Schoof et al. took advantage of the by now well-established nanobody platform to devise an ultrapotent synthetic nanobody to neutralize SARS-CoV-2.[52] Initial screening using yeast surface display of synthetic nanobodies resulted in micromolar affinity binders. These were trimerized and further matured by rounds of yeast display, resulting in a femtomolar affinity multivalent nanobody that locks the spike protein in an inactive conformation with picomolar neutralization activity. Ye et al. started with B cells isolated from a dozen non-immunized llamas and used them to construct a phage library, which underwent two rounds of selection against the RBD, increasing the affinity from 230 nM of the unselected library to 14 nM after selection.[53] Fusion to FC further increased the binding affinity through avidity to 16 pM. The nanobody–FC complex showed good neutralization activity against SARS-CoV-2. Another generic scaffold is DARPin molecules, which contain naturally occurring ankyrin repeat motifs. The in vitro selections were done via ribosome display, which allows 1012 variants to be scanned. Walser et al.[54] selected DARPins against three distinct epitopes of the S-protein, RBD, NTD, and S2, achieving nanomolar to picomolar affinity binders. The combination of those three resulted in potent SARS-CoV-2 neutralization.
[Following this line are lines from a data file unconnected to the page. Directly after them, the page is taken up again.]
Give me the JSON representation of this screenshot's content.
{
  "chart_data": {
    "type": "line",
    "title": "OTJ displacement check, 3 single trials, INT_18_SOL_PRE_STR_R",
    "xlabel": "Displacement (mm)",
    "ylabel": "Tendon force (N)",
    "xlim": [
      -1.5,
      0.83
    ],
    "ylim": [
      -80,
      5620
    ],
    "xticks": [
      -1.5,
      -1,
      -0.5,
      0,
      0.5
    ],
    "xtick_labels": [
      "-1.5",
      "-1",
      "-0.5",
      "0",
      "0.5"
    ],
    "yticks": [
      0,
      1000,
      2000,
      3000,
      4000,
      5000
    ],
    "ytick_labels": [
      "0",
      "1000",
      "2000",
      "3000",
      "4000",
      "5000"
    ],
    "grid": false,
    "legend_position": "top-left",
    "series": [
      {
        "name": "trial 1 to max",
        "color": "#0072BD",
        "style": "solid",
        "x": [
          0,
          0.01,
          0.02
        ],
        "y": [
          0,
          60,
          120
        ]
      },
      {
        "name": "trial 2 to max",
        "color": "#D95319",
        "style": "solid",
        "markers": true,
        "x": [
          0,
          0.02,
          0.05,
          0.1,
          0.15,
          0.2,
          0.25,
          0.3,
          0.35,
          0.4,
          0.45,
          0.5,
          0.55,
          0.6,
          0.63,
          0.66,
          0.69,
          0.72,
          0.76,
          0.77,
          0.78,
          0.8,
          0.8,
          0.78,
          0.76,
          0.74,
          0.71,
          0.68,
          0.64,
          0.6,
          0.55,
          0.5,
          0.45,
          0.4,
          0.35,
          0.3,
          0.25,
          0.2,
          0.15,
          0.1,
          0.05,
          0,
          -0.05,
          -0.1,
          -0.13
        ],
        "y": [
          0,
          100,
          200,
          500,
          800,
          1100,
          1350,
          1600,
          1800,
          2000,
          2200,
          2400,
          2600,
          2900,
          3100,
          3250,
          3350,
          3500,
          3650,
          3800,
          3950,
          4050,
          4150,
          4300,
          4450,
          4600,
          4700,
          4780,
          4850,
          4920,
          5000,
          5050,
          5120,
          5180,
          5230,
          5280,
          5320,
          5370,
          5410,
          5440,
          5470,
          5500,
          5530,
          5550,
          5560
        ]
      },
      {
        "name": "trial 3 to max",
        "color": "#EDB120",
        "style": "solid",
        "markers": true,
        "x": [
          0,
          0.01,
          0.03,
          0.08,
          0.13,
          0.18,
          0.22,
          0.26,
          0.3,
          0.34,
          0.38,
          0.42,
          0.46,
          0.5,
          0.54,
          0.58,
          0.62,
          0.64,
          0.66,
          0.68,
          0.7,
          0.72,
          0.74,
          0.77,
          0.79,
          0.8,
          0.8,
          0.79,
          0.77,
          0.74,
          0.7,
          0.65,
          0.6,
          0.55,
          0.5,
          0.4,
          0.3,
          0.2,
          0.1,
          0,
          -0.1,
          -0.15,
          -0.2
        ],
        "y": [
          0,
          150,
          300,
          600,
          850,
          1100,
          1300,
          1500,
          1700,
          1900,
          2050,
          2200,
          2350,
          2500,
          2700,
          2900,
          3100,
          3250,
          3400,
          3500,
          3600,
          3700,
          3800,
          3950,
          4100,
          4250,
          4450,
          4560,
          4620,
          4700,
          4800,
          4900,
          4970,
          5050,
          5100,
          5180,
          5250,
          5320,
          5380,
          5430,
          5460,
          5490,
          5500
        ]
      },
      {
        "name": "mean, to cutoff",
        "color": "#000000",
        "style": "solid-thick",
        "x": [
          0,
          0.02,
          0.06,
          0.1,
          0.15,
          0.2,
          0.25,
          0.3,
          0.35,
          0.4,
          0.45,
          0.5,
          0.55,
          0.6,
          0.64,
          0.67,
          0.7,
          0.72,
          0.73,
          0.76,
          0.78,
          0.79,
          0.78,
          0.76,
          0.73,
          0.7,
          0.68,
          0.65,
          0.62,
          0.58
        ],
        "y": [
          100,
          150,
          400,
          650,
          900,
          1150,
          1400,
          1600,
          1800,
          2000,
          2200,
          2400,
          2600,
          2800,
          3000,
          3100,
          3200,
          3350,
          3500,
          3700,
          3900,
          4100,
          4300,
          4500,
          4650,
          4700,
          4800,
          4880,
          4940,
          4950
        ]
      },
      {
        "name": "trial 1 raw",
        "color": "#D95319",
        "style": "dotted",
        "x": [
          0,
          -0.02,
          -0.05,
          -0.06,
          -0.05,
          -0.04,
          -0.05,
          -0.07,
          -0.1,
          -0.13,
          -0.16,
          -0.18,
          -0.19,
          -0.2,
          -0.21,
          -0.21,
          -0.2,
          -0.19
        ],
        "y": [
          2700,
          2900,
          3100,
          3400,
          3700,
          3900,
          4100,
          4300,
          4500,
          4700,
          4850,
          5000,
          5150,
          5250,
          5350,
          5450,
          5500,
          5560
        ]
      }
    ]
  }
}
RBD Domain Protein Engineering

While most studies aimed to block the virus, Zahradnik et al. used the spike protein RBD to develop an inhibitor against ACE2.[32] Using a newly devised yeast surface display method,[15] and multiple rounds of selection (first to stabilize the RBD, then to increase the level of binding, and finally specifically to increase the RBD association rate), resulted in a picomolar binding inhibitor. The inhibitor had an IC50 of 10–200 pM against the different SARS-CoV-2 variants on VeroE6 cells and reduced the rate of SARS-CoV-2 infection in a hamster model.

Summary

The success of generating many different SARS-CoV-2 inhibitors with picomolar IC50 within few months of the pandemic outbreak demonstrates that engineering of high-affinity binders is now a reality and that multiple methods are available to the designer (Figure ). No study relied solely on computational methods. One study used previous deep sequence information;[45] other studies used computation as the first step, followed by in vitro evolution, while some studies relied on only in vitro evolution. This shows that in vitro evolution methods are very powerful now, with new methods being devised all of the time, but this also indicates that computational methods came a long way and are now reliable resources for the engineering of protein binders. While for achieving the highest affinity one still needs in vitro evolution, the computational methods reduce the search space so that it can be managed by in vitro evolution methods.